You do not want a bridge builder who doesn't know material science, you don't want a surgeon who doesn't understand physiology. Hard science is precise and experiments reliable. When the outcome isn't reliable, it's predictably unreliable. Anyways, much of the civilization you see around you was gained by the hard work of people who added endorsed science or turned it into usable technology. Climatology is not the hardest of sciences, but it makes objective predictions, many of which, for example, drought conditions in the SW, temperatures, polar cap volumes, that have been verified over time. Global warming is really not up for debate in any scientific community, and the debate about whether GW is happening is probably obscuring a more important debate, which is, "just how worried we should be about it".

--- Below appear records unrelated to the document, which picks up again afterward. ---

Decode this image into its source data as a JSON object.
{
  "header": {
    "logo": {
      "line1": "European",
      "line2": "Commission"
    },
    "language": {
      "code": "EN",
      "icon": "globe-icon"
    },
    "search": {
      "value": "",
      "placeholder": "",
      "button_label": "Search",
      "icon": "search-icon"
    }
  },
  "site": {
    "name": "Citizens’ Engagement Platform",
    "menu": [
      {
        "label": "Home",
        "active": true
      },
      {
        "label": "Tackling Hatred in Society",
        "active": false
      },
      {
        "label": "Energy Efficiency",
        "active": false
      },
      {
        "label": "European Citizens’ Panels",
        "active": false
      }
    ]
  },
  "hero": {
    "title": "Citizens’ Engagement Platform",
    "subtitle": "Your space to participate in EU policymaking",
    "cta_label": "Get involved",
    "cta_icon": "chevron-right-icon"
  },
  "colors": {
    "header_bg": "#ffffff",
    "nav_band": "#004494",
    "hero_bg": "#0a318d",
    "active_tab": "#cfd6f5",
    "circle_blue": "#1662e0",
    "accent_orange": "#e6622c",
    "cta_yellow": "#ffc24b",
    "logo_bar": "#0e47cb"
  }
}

As for scientists being stuck masturbating to their own theories, that's partly true. But more importantly, there is a lot of scientific incentive to revise, improve, or even over through an established theory. Theories are continually revised. Science celebrates those who usually refine or revolutionize the established body of knowledge. Newton, Einstein, Darwin, they were celebrated (more or less, some folks had a problem with Darwin). If somebody out there had a robust theory to explain how the earth's temperatures are rising and how this is not connected to a rise in gases which objectively cause warming, they'd get plenty of press time. As it is, nobody has such a theory.

Stock picking is completely different. There isn't much science here, although you might get to crunch some numbers if you are a deep value player. I agree with your idea of posting your own trades and becoming aware of your biases.

My bias is that explaining things helps people understand, and I'm probably completely wrong!